Karroum was arrested by agents from the Immigration and Naturalization Service and the Customs Service who became suspicious about his documentation, the Times reported. In addition, a computer check showed that his name was ``red-flagged″ by the FBI, the newspaper said.

During a search of Karroum’s vehicle, bomb-sniffing dogs reacted to traces of a chemical officials think may be the explosive nitroglycerin, the Times said. However, no bomb was found and law-enforcement sources said the dogs can be wrong and that further tests are required.

Law-enforcement officials told the Times that they are unsure about where Karroum fits in the investigation but said his arrest is part of a dragnet thrown over four continents.

Karroum’s lawyer, Gene Grantham, said his client was not being held as a suspect. ``He’s being held to determine if he knows anything about other ongoing investigations,″ Grantham said.

Customs spokeswoman Cherise Miles referred calls to the U.S. Attorney’s office.

Ressam has pleaded innocent to charges that he had been planning a terrorist bombing.

In Mauritania, Mohambedou Ould Slahi was arrested after leaving neighboring Senegal on Wednesday, said security officials, who spoke on condition of anonymity.

Slahi, a Mauritanian who had been living in Canada, left there in part because of the investigation into Ressam, the Canadian Security Intelligence Service said Thursday.

Dan Lambert, a spokesman for Canadian intelligence, said Slahi left Canada sometime after authorities uncovered the alleged plot on Dec. 14, the same day Ressam was detained.

According to The New York Times, Slahi’s brother-in-law is one of bin Laden’s top lieutenants.
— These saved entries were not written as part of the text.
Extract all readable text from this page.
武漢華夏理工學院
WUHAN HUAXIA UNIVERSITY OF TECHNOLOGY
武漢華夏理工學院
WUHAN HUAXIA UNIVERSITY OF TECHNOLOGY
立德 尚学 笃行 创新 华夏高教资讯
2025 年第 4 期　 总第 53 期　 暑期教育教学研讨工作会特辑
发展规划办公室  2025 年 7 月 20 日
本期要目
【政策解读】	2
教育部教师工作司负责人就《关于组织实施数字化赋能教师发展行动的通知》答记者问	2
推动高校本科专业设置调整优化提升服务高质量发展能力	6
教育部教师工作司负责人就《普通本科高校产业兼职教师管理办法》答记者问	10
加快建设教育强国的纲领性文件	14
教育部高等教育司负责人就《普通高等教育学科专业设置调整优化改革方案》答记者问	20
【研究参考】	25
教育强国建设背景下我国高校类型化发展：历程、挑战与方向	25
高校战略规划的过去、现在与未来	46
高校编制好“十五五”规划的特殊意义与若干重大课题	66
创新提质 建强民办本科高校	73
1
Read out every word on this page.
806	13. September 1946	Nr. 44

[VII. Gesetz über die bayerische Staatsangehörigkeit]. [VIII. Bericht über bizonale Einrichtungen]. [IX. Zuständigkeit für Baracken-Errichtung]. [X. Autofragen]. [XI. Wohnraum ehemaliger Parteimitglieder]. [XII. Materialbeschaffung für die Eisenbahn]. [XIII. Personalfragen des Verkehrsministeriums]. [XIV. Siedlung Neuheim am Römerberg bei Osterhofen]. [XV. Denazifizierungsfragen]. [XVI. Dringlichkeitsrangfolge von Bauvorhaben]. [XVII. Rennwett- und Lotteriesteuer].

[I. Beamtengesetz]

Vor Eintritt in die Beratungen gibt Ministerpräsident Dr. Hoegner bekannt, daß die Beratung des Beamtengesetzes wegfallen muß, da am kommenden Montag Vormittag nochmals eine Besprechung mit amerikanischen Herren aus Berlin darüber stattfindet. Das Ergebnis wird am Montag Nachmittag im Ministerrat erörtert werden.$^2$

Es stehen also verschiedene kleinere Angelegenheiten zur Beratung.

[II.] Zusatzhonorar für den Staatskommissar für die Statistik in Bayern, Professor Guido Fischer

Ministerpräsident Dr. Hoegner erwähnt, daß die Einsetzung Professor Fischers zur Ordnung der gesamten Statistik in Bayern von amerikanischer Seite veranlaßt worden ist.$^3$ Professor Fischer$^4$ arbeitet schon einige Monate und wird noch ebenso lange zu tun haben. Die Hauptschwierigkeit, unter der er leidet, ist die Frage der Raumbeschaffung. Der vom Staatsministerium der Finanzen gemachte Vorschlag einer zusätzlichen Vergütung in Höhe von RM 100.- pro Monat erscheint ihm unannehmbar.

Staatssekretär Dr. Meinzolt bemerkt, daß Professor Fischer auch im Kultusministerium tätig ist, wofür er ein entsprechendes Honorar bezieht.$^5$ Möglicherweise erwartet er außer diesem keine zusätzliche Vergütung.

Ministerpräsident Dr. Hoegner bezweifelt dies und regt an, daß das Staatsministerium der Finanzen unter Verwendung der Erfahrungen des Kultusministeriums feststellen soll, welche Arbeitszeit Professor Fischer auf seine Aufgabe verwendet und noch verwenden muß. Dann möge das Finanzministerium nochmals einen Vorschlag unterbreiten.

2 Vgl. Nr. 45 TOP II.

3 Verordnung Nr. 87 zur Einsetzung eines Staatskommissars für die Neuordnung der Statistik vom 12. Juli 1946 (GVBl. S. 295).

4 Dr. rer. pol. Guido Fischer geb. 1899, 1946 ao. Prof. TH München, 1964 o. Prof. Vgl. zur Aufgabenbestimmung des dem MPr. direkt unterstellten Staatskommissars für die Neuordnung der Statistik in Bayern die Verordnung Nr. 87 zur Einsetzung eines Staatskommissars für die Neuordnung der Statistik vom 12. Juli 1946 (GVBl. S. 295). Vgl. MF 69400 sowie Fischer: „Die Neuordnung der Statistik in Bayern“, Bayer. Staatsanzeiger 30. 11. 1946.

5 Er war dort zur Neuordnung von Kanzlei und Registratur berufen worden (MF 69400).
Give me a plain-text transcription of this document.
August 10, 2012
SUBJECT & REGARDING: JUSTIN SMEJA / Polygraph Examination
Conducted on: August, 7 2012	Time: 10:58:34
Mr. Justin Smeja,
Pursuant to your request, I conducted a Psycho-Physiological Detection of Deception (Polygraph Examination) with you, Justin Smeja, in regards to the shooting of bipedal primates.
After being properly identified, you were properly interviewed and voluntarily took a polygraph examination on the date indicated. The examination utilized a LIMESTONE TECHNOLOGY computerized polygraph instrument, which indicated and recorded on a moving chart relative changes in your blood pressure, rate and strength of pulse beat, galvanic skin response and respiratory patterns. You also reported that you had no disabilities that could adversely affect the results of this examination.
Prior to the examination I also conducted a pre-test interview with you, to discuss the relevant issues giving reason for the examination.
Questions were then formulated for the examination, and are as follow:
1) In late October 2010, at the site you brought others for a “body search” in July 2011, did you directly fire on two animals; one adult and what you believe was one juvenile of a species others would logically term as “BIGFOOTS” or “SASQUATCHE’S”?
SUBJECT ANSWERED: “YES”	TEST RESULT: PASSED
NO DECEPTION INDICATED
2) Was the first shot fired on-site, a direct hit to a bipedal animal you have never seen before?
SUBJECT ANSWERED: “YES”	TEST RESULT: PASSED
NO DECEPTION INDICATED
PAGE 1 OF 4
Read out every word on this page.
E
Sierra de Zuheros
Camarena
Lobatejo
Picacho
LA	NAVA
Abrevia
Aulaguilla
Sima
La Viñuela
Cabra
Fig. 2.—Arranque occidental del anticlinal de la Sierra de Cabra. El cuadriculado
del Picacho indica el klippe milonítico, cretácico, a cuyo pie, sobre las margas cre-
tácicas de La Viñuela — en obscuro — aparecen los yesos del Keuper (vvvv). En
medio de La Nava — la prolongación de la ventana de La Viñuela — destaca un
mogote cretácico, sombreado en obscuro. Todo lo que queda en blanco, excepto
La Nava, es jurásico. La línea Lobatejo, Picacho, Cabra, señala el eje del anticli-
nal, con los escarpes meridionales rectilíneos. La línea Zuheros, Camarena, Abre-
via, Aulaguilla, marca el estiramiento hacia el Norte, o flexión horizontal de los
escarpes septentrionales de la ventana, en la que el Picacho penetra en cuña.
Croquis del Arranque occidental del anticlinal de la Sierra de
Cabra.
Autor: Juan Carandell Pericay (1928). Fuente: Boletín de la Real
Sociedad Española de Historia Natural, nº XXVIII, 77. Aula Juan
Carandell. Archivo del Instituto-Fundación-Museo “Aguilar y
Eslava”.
However, a U.S. law enforcement official said Thursday on condition of anonymity that U.S. investigators are unsure of this.

Investigators also are not sure if Slahi was a major figure in the bombing plot, or just a minor messenger, the official in Washington said.

No specific evidence has been released linking bin Laden to the newly alleged bombing plot. Authorities have not said what the targets of that plot might have been.

U.S. officials accuse bin Laden, a Saudi believed to be living in Afghanistan, of masterminding the 1998 bombings of U.S. embassies in Kenya and Tanzania. Those attacks killed 224 people, including 12 Americans.